Her recipe often gets rave reviews. It’s possibly the best bread you’ll eat. It’s savoury (of course) but with an almost cake-like texture. It’s soft and it tastes of comfort. At Eid it’s usually served with corned tongue or corned beef but a slice of it goes down just as well spread with a humble butter and cheese combination.
I’ve baked bread before, but nothing that tastes quite as lovely as my mother’s. Then again, what child doesn’t enjoy her mother’s food more that her own? Mothers are the people we often get our foodie inspiration from, right foodies?
A few Sundays ago, I decided to use her recipe to make bread rolls. It’s not written down anywhere – she makes it out of her head. Thankfully, I’ve noted the ingredients and remember enough of the method to give you all a coherent (hopefully) recipe.
It didn’t turn out exactly like my mother’s. She claims it did but she’s kind like that. I’ll definitely be making it again and often too. After all, practise makes perfect.
What I used:
7 cups flour (bread flour is probably ideal but all I had was cake flour which was good enough)
2 sachets of instant yeast
¼ cup sugar
1 to 2 tsp salt
Enough lukewarm milk to form a soft dough
How I put it together
Boil potatoes. Drain. Once soft, add the butter and mash. Let that cool slightly. What that happens, sift flour and salt and add the yeast and sugar in a bowl. Stir dry ingredients to distribute them evenly. To the slightly cooled, mashed potatoes add a beaten egg. Add this to the dry ingredients and mix. The milk should be lukewarm to allow the yeast to activate.

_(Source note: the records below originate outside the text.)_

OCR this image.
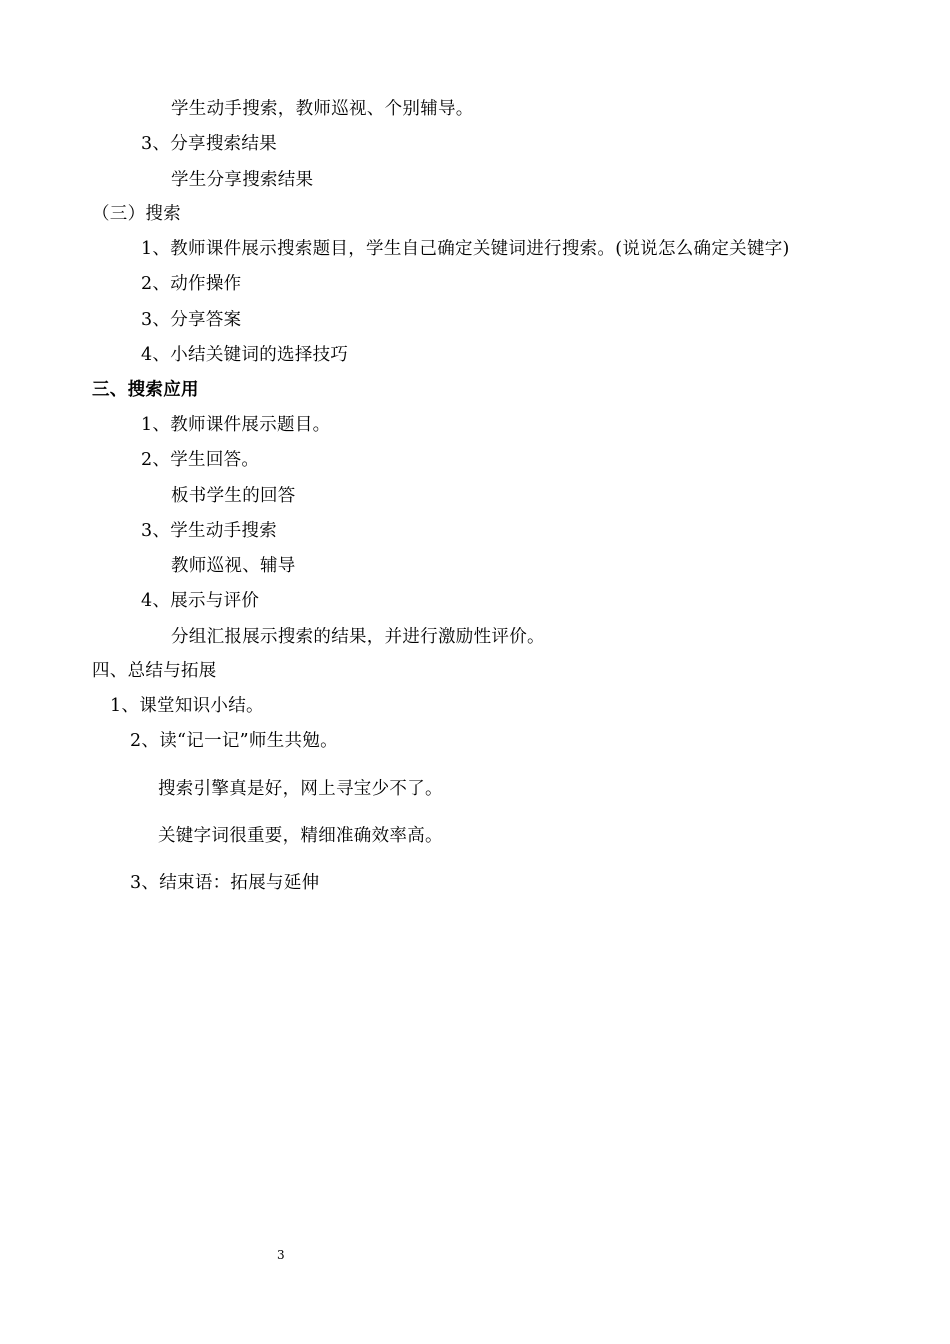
学生动手搜索，教师巡视、个别辅导。
3、分享搜索结果
学生分享搜索结果
（三）搜索
1、教师课件展示搜索题目，学生自己确定关键词进行搜索。(说说怎么确定关键字)
2、动作操作
3、分享答案
4、小结关键词的选择技巧
三、搜索应用
1、教师课件展示题目。
2、学生回答。
板书学生的回答
3、学生动手搜索
教师巡视、辅导
4、展示与评价
分组汇报展示搜索的结果，并进行激励性评价。
四、总结与拓展
1、课堂知识小结。
2、读“记一记”师生共勉。
搜索引擎真是好，网上寻宝少不了。
关键字词很重要，精细准确效率高。
3、结束语：拓展与延伸
3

Add the milk to the mixture in the bowl and mix until it forms a soft dough. Knead for a little while but not too much. Form the dough into ball and rub some oil lightly over it. Place back in the bowl. Cover the bowl with plastic and leave in a warm place for about an hour. After an hour, it should have more than doubled in size.
At this point, knock it back slightly. Then shape into rolls or (if you don’t have the time, inclination or patience) simply divide the dough into 2 and make loaves of bread.
Allow the bread or rolls to prove while the oven heats up to 180°C.
The baking time depends on your oven. The rolls took 20-25 minutes in my oven and bread usually takes about 30-40 minutes depending on the size of the loaf pan.